Kycham était venu au bureau de son Général.

- Je peux te parler ?

- J'ai peu de temps. Je dois aller à une réunion à l'Antenne du SIGiP. C'est important ?

- Mon oncle était juste derrière toi dimanche, quand tu as conduit Albior à son car.

- Quoi ? ! Comment le sais-tu ?

- Il me l'a dit. Mais comme il ne s'est pas approché outre mesure, les agents qui le filaient ne se sont pas manifestés.

- Et je peux savoir pourquoi personne ne m'a rien dit ? glapit le grand rouquin balafré.

- Nous avons estimé qu'il était inutile de te tracasser.

- « nous » ? Soreyn et toi, c'est ça ? Vous savez que cette manie de vouloir me protéger est singulièrement agaçante !

- Tu fais ton boulot, et nous nous faisons le nôtre, rétorqua paisiblement Kycham.

- Quant à toi, ne retourne plus voir ton oncle ! intima Aldéran. Il est dangereux, il prépare forcément ses plans et je ne veux pas que tu puisses soupçonner quoi que ce soit, ça signerait ton arrêt de mort !

- Il ne me ferait pas de mal… assura Kycham.

- Il va se gêner, tiens !

- Mais enfin, Aldie, c'est quand même un membre de ma famille ! Il doit bien y avoir encore du bon en lui ?

Aldéran ricana.

- Non, ne te raccroche pas à des espoirs illusoires, siffla-t-il. Myrhon Kendeler est tout sauf humain !

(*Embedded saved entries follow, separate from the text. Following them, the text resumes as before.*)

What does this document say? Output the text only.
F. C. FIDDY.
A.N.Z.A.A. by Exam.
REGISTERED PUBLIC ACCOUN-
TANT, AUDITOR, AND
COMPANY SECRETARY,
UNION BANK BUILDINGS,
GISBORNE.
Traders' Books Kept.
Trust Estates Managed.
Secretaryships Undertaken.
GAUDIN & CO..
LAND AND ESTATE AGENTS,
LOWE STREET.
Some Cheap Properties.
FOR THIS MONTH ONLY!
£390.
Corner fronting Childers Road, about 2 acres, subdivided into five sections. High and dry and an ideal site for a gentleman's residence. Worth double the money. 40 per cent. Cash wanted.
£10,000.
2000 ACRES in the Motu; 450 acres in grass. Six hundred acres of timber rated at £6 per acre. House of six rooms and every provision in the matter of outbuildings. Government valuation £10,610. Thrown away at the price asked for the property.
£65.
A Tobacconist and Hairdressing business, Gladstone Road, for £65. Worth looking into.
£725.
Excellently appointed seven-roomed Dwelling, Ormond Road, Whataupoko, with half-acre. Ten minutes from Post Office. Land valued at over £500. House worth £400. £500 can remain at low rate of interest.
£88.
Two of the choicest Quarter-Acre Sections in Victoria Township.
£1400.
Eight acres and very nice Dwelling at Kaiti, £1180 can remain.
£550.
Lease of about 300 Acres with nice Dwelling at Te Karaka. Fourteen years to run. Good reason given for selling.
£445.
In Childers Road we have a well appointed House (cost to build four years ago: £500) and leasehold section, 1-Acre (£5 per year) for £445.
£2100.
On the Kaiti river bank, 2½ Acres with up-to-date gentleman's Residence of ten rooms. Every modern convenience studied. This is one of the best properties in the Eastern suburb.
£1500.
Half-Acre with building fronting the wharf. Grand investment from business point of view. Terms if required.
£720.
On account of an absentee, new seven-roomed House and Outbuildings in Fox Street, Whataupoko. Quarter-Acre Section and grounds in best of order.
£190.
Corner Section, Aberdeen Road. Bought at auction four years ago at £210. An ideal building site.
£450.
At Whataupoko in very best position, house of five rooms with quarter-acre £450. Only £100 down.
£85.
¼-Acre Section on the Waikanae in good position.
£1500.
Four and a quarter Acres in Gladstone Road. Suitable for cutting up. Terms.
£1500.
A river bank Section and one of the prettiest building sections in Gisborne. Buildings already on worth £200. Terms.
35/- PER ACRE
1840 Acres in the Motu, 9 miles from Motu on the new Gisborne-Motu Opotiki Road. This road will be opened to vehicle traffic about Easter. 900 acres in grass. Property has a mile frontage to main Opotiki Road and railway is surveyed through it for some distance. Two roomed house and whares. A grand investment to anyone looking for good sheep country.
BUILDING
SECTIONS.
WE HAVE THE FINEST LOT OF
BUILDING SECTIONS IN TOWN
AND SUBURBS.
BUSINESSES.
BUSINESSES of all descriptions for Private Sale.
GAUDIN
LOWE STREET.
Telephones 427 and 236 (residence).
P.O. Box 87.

Et Aldéran ignorait à quel point il pouvait avoir raison !

- Je dois aller à ma réunion. Et dis à Soreyn d'arrêter de faire de la rétention d'informations, ça me gonfle !

Kycham se contenta de sourire alors que son ami quittait la pièce.


Aldéran s'était présenté à la Générale Shale Elumaire.

- Votre absence de résultats commence à singulièrement agacer la Hiérarchie, gronda-t-elle. Toutes les enquêtes importantes stagnent car ceux que vous avez réussi à arrêter refusent de parler ! Sans compter que vos propres ennemis se jettent d'eux-mêmes en prison !

- Là, vous parlez de Nasylle Darong qui ne reverra jamais l'air libre, pour le meurtre de sa mère. Quant à Brovell, il ne pourra que suivre la même voie pour l'agression commanditée. Pour les pseudos scientifiques, les pistes sont remontées. Ce n'est qu'une question de temps pour qu'ils soient tous mis hors d'état de nuire. J'estime pour ma part que le bilan est assez satisfaisant !

- Oui, mais vous n'en êtes nullement responsable, siffla-t-elle. Vous êtes particulièrement observateur dans toutes ces histoires, ce sont vos troupes dévouées qui font tout le travail. Quant à tous ces enlèvements, aucune de vos Divisions Sectorielles n'a été fichue de rassembler des indices probants. Ce n'est pas bon, pas bon du tout pour votre évaluation !

- Je me fous éperdument de ces évaluations trimestrielles. Et ce n'est pas parce que les indices ne sont pas collationnés dans des rapports qu'ils n'existent pas !

- Vous me dissimulez des informations. Vous défieriez-vous de moi, Aldéran ?

- Non, fit-il sincèrement. Mais il y a trop de voies hiérarchiques, trop de fuites possibles. Et vu qu'il y a quinze otages entre les mains des Kidnappeurs, je ne veux pas qu'ils se sentent menacés, ne s'en prennent à eux en dernier recours, avant que je ne leur tombe dessus et que je mette tout ce mauvais monde derrière des barreaux.

- Vous savez où ils sont ?

- Disons que l'idée se précise, difficile de garder quinze personnes enfermées, de les approvisionner, de leur permettre de satisfaire aux besoins essentiels, tout en faisant d'un autre côté un discret chantage pour leur libération. Je pense donner l'ordre de l'Intervention avant la fin de la semaine.

- En ce cas, tenez-moi alors au courant. A bientôt, Général Skendromme.

- Oui, à très bientôt, Générale Elumaire, dit-il en se retirant.